Friday, March 16, 2018

SXSW 2018 Day 1 Session 5: Hacking and Journalism for Good

Session page, including audio: https://schedule.sxsw.com/2018/events/PP99420

Hakon Hoydal: Journalist, Verdens Gang (VG)
Nataly Remoe Hansen: Journalist, Verdens Gang (VG)
Otto Stangvik: Computer programmer

Otto Stangvik: I was a software developer for several years, and I felt my life was in a rut.  I had a crisis and needed a change.  I started playing around in the internet and got interested in tracking and following people on darknet who engage in abusive behavior, especially child pornography.  This way I met with Nataly and Hakon, who were investigating this as journalist, and we decided to work together to expose participants in online child pornography rings.
Hakon: The first results of the collaboration was in 2015, with the publishing of “the downloaders”, publishing 95,000 IP addresses downloading 430,000 images of child porn.
Nataly: Further analysis led us into the dark web, where we discovered we could find formulas linking forums in open internet to ones in the darkweb, that lead to forums that have paid subscriptions. The money going into the forums goes into funding the infrastructure of the forum and for new content.

Otto: The method was to sift through logs in the public internet to look for patterns and links.  I built tools to sort through the 46 million log records we gathered and create links of files.  From this we isolated 95 downloaders.
Nataly: But all of these were people who primarily used regular internet as a gateway into the dark web.  Our challenge was to go after people completely operating in the darkwave.  Specifically, one of the posters in a darkweb forum dismissed the exposure by saying this was just possible due to the mistakes those users made by using regular web.  He said that those who work solely on the darkweb were not in danger.  We took this as a challenge and accepted it.

Otto: So how did we go about this?  Our first step was to get to know the topology of the dark web forums, specifically one called “Child’s play”, the largest darkweb forum for child pornography.  We studied the forum and its infrastructure.  One of the things that helped us was that although these forums were on the dark web, they were still using opensource software to run and administer the site.  So we were able to get a lot of information and find investigation approaches by just examining the opensource software itself, including some known vulnerabilities.  Also, we found out that even though all the content was on the darkweb, some of these software systems used regular internet for metadata, which we could track.
We were careful to use only browsers that don’t show images, so as not to be exposed to the content.  Also, we never stored images – we created a hasher that generated a hash for each image, so we could identify duplicates of it without having to store the actual image.  We also had an enormous amount of data to sift through – we collected over 18GB of plaintext information; we had to create dashboards and search interface to track users across forums.
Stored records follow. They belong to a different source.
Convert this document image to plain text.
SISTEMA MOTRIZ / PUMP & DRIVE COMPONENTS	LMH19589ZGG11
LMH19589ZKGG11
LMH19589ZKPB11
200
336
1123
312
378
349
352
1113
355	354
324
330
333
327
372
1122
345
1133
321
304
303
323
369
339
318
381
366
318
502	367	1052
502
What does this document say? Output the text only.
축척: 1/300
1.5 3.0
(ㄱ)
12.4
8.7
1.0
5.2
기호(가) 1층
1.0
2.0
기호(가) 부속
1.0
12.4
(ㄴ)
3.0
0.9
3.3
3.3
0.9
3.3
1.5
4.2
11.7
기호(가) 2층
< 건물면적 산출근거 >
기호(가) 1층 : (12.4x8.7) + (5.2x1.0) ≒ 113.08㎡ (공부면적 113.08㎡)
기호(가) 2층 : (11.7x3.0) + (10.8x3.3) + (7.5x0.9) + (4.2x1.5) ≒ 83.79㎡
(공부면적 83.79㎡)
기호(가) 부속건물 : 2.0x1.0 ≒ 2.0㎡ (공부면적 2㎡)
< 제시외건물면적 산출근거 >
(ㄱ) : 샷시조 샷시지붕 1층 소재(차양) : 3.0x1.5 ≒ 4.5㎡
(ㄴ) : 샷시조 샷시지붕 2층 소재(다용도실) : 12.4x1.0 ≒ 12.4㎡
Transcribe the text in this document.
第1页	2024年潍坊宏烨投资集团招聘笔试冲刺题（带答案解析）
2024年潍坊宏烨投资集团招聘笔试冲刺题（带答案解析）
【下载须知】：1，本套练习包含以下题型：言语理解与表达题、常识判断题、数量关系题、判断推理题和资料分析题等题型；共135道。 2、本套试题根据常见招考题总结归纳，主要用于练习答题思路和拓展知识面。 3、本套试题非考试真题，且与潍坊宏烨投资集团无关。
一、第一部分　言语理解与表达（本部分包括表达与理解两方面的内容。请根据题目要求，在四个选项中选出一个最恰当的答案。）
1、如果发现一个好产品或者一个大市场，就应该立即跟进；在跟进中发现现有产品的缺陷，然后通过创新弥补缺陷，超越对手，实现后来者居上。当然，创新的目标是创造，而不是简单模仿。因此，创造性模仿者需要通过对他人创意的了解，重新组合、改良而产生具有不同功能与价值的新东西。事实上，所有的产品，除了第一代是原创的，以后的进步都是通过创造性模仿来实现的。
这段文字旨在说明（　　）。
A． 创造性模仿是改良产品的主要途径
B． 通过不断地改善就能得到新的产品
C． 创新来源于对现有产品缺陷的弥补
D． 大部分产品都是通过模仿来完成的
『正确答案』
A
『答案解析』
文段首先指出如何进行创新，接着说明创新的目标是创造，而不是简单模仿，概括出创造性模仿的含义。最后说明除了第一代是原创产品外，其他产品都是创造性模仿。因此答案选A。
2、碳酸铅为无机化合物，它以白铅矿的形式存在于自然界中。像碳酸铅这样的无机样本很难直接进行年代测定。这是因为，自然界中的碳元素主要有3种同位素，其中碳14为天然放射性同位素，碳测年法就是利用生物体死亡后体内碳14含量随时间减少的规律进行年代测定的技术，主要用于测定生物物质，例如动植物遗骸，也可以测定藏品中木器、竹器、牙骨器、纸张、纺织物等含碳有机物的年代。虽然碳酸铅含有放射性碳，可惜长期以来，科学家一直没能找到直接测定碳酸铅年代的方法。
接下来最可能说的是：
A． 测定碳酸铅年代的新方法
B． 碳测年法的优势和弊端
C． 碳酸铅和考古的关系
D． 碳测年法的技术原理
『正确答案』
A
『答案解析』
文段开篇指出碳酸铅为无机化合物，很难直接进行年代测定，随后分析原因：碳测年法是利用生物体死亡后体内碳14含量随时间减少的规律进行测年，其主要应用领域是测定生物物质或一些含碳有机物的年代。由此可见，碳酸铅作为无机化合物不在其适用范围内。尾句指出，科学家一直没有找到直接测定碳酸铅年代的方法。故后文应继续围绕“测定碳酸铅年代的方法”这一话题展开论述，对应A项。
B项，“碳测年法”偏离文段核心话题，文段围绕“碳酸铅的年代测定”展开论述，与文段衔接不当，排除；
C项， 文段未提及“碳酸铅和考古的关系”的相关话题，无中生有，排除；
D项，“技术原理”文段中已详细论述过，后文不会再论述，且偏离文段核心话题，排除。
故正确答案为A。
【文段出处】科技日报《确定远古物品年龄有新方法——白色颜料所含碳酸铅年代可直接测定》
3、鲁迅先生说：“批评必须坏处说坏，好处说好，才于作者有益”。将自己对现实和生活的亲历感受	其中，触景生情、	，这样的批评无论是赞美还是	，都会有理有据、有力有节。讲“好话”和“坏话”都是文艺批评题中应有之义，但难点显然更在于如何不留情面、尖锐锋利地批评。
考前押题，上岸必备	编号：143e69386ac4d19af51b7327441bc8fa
Hakon: We would track users across different forums.  For example, we found that one user used the same user ID for skype.  Some of the image data and posts contained GPS locations from people using their phones, so we could use this as well.
Eventually, we used all this information to track the origination servers to three countries – France, Germany and Australia.  The server hosts in France and Germany refused to cooperate, but the ones in Australia did, and through them we were able to get the contact details of the person leasing the server computers – the Australian police department.
It turned out that the Australian police had been able to apprehend the original two creators of the site, which we were tracking, had them arrested, and transferred the site to themselves and continued running it as a sting operation.  Once we discovered it, they shared some additional information about the people who ran it previously, and eventually shut down the server a year after we discovered it.